The Horror Never Ends for Warbeast's Bruce Corbitt
Texas metal singer Bruce Corbitt's career has seen some wicked ups and downs over the last 30 years, from signing record deals and taking on high-profile tours to being fired unceremoniously and watching bandmates pass away in front of his eyes. It hasn't been a lifestyle fit for the faint of heart. But if there's anything useful that low-budget slasher flicks have taught us, it's that a certifiable creature of the night like Corbitt always comes back for one last slice.
Bruce Corbitt of Warbeast
So do yourself a favor and watch your throat tomorrow night, because Corbitt will be back in town again at Acadia Bar & Grill with his band Warbeast, the ferocious Dallas-area thrashers who have become a favorite of Gulf Coast metal god Philip Anselmo. The former Pantera front man signed Warbeast to his Housecore Records imprint and released their aptly titled sophomore album Destroy last year before taking them on the road with his sludge supergroup Down.
Now, Warbeast is working on a worthy follow-up to Destroy's heavy, old-school thrash attack. Tomorrow's show is the only one on the band's books until October as they prepare to hole up, bear down and grind out another thick stack of riffs.
"It's that time again to write new material," Corbitt says. "I'm always excited when it gets to be this point. It's a lot of work, but we got to get around to doing it sometime, and sometimes you need to take off some time from doing shows and everything to be able to focus. We're kind of skipping around, doing shows when we can. And in the meantime, we're writing for the next third full-length or EP or whatever the next one's going to be."
While there's always work to be done, the fact is that Corbitt had originally planned to be a hell of a lot busier than he is right now. Rigor Mortis, the legendary underground group with whom he made his name in the '80s, is releasing a new album called Slaves to the Grave next month -- their first in a very long time. Sadly, it will also be their last.
Shortly after the album was recorded, Mike Scaccia, the Rigor Mortis guitarist made immortal by his contributions to Ministry's seminal Psalm 69 album, collapsed and died of a heart attack onstage at a concert celebrating Corbitt's birthday. Rigor Mortis' big reunion died with him.
"This wasn't intended to be our final album, of course," Corbitt says, his voice softening.
"We had a lot of hopes and plans for the future. We wanted to tour and go to Europe, everything. But we have to at least put this album out. There's just no way that the world shouldn't hear it. But I hope [fans] understand that there's a lot of reasons why it took so long to get it out, and obviously losing Mike was a big part of it."

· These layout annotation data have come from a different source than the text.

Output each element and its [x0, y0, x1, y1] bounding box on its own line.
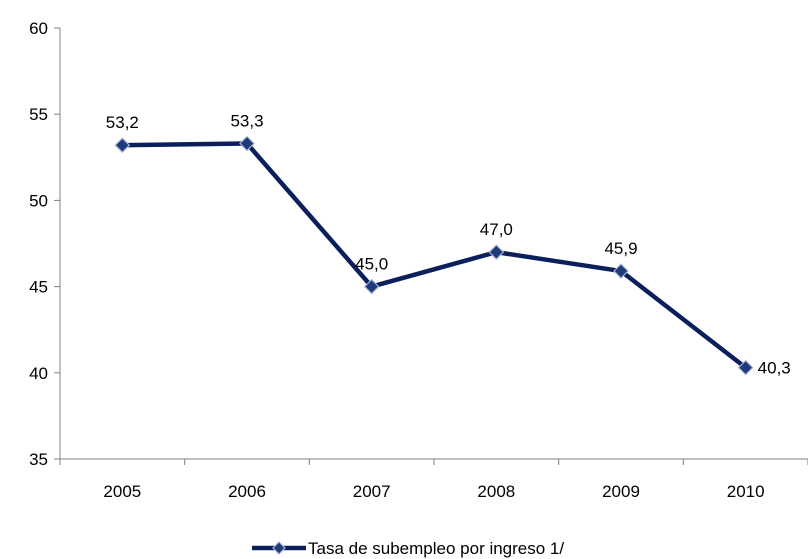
x-tick-label: 2010	[727, 482, 765, 501]
x-tick-label: 2005	[103, 482, 141, 501]
data-point-marker	[363, 278, 380, 295]
data-label: 53,2	[106, 113, 139, 132]
data-point-marker	[239, 135, 255, 152]
x-ticks: 2005 2006 2007 2008 2009 2010	[59, 459, 808, 501]
plot-area: 53,2 53,3 45,0 47,0 45,9 40,3	[106, 112, 791, 378]
data-point-marker	[737, 359, 754, 376]
y-tick-label: 40	[29, 364, 48, 383]
y-tick-label: 55	[29, 105, 48, 124]
y-tick-label: 60	[29, 19, 48, 38]
series-line	[122, 141, 748, 370]
data-point-marker	[488, 244, 505, 260]
x-tick-label: 2007	[353, 482, 391, 501]
x-tick-label: 2009	[602, 482, 640, 501]
data-label: 47,0	[480, 220, 513, 239]
legend-marker	[272, 541, 286, 555]
y-axis: 35 40 45 50 55 60	[29, 19, 61, 469]
data-point-marker	[613, 263, 629, 279]
y-ticks: 35 40 45 50 55 60	[29, 19, 60, 469]
x-tick-label: 2008	[477, 482, 515, 501]
y-tick-label: 45	[29, 278, 48, 297]
y-tick-label: 35	[29, 450, 48, 469]
data-point-marker	[114, 137, 131, 154]
data-label: 45,9	[604, 239, 637, 258]
x-tick-label: 2006	[228, 482, 266, 501]
y-tick-label: 50	[29, 191, 48, 210]
data-label: 53,3	[230, 112, 263, 131]
legend-label: Tasa de subempleo por ingreso 1/	[308, 539, 564, 558]
legend: Tasa de subempleo por ingreso 1/	[252, 539, 564, 558]
data-label: 40,3	[758, 359, 791, 378]
x-axis: 2005 2006 2007 2008 2009 2010	[59, 458, 808, 501]
data-label: 45,0	[355, 255, 388, 274]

By the time the remaining members of Rigor Mortis recovered from their shock and grief, they discovered that the same labels showing strong interest in releasing the new record were now unwilling to invest in a group with no plans to continue on and tour without their fallen brother. Determined to see the project through, Rigor Mortis turned to their fans for help, setting up an Indiegogo campaign to help finance the recording and release of Slaves to the Grave.
With a week to go, the band is closing in on their $20,000 goal.
"The only way we could do it is with the fans who have kept the band alive all of this time, the people who believed in this band and this album enough to make this dream become a reality," Corbitt says. "And so far, we're overwhelmed. We're on pace to be able to pull it off. That's going to be an astonishing miracle, is the way I feel, because I just didn't really know what to expect when we were going to ask for this kind of money."